A systematic search identified early phase studies (first in human to pre-definitive trial) of patients who have undergone an invasive procedure to treat primary colorectal adenocarcinoma published between 2018-19. Sixty-eight search terms were combined using Boolean operators and applied to Medline and Embase databases. Included were studies where authors reported a surgical device/techniques as ‘new’ or ‘modified’. Excluded were studies of established devices/techniques. Line-by-line coding was used to identify outcomes from a random sample of included articles. Outcomes were extracted, grouped into domains, and categorised as ‘measured’, where data were collected, or ‘mentioned’, when no data were collected.

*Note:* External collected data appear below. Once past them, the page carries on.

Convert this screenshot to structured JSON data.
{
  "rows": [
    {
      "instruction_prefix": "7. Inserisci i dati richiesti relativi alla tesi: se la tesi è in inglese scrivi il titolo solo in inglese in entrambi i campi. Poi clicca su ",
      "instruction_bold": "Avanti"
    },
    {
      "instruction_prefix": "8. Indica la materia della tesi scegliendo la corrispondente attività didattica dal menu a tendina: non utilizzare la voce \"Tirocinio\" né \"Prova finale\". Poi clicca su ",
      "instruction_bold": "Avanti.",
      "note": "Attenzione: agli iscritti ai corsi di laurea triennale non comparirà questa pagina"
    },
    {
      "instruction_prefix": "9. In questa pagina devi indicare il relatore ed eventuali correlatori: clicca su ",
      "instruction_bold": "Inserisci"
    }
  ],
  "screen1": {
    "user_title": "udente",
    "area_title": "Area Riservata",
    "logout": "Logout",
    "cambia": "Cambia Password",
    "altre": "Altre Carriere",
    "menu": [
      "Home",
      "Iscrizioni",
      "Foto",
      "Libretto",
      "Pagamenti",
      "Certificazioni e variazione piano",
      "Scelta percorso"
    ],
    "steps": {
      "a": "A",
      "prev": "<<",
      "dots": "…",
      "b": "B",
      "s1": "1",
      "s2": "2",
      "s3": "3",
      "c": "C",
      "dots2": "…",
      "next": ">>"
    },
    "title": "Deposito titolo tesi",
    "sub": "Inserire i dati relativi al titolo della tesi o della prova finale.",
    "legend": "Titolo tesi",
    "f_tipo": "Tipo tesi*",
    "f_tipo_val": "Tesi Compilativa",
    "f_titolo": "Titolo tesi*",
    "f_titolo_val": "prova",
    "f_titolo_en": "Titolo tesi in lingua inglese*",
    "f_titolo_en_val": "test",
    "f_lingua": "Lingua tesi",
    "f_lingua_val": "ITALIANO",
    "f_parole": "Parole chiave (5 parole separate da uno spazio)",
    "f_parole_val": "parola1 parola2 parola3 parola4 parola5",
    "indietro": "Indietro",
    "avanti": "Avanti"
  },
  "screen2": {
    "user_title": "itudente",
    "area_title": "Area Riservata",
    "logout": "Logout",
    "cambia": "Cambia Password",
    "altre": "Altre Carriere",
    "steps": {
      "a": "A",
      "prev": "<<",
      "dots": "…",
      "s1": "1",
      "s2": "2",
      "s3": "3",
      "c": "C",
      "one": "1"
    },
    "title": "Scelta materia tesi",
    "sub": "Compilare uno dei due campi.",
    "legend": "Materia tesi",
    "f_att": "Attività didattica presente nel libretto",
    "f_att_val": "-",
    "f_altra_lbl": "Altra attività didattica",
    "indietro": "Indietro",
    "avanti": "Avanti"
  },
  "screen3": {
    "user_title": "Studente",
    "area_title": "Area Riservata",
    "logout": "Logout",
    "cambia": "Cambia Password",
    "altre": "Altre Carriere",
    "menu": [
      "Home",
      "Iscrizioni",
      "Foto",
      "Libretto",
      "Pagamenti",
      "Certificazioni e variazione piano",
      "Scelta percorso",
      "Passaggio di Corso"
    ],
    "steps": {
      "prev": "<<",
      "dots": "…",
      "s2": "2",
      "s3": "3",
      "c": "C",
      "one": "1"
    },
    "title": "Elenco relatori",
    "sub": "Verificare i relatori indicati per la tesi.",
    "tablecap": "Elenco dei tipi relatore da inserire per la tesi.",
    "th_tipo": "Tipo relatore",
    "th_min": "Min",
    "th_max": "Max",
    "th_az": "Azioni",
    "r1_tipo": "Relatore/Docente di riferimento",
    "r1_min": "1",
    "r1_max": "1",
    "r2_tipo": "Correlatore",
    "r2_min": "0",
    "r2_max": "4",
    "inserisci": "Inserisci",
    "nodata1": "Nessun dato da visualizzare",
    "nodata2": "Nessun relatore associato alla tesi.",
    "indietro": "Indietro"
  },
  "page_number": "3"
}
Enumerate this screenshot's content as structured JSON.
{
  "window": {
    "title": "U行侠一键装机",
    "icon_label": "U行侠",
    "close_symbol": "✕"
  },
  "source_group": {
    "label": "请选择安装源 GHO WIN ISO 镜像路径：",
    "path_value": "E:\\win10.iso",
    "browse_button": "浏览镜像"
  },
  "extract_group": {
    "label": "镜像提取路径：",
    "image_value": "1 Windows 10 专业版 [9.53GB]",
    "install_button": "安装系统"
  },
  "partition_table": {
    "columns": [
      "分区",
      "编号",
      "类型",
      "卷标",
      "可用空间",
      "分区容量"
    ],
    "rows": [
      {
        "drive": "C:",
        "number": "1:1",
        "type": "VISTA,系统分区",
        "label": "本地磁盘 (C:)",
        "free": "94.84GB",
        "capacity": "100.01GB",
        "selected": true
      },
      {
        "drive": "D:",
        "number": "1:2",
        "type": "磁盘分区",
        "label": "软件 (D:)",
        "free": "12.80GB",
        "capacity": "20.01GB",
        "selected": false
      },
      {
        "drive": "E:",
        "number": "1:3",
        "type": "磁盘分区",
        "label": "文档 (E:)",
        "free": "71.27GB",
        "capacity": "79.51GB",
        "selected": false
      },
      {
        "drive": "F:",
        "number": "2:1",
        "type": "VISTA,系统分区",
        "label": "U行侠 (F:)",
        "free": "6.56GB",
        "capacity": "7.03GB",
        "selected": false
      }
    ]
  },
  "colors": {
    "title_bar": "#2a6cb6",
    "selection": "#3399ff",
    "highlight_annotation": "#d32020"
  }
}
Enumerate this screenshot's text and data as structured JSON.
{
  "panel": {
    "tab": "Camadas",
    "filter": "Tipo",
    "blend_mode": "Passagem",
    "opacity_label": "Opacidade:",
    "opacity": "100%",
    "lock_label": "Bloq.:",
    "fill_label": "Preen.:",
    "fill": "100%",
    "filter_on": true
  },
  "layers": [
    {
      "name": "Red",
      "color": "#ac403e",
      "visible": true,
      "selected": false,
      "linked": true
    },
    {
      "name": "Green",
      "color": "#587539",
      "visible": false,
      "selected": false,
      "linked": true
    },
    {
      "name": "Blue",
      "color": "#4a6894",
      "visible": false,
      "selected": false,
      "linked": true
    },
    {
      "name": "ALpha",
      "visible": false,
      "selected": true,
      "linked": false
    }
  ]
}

An initial 8373 records were screened, of which 816 were eligible. A random sample of 51 studies were included of which 17 self-identified as evaluating ‘new’ and 34 ‘modified’ surgical devices/techniques. Most studies were case series (25%), conducted in a single-centre setting (90%) evaluating techniques (82%). Interventions most commonly involved laparoscopic (47%) or trans-anal (27%) approaches.
Some 2429 outcomes were identified, of which 1111 (46%) were measured and 1318 (54%) only mentioned. Post-operative complications were most frequently measured (502 outcomes, 20%) and measures of intra-operative resource use least measured (3, <1%). Intra-operative advantages were frequently mentioned (170, 13%) but rarely measured (15, 1%), as were surgeon’s perception and/or experience of performing the innovative intervention (222, 15% mentioned; 19, 2% measured).
There is outcome reporting heterogeneity in studies of early phase colorectal cancer surgery, and discrepancies between outcomes mentioned and measured. This may delay effective evaluation of new technology and create research waste.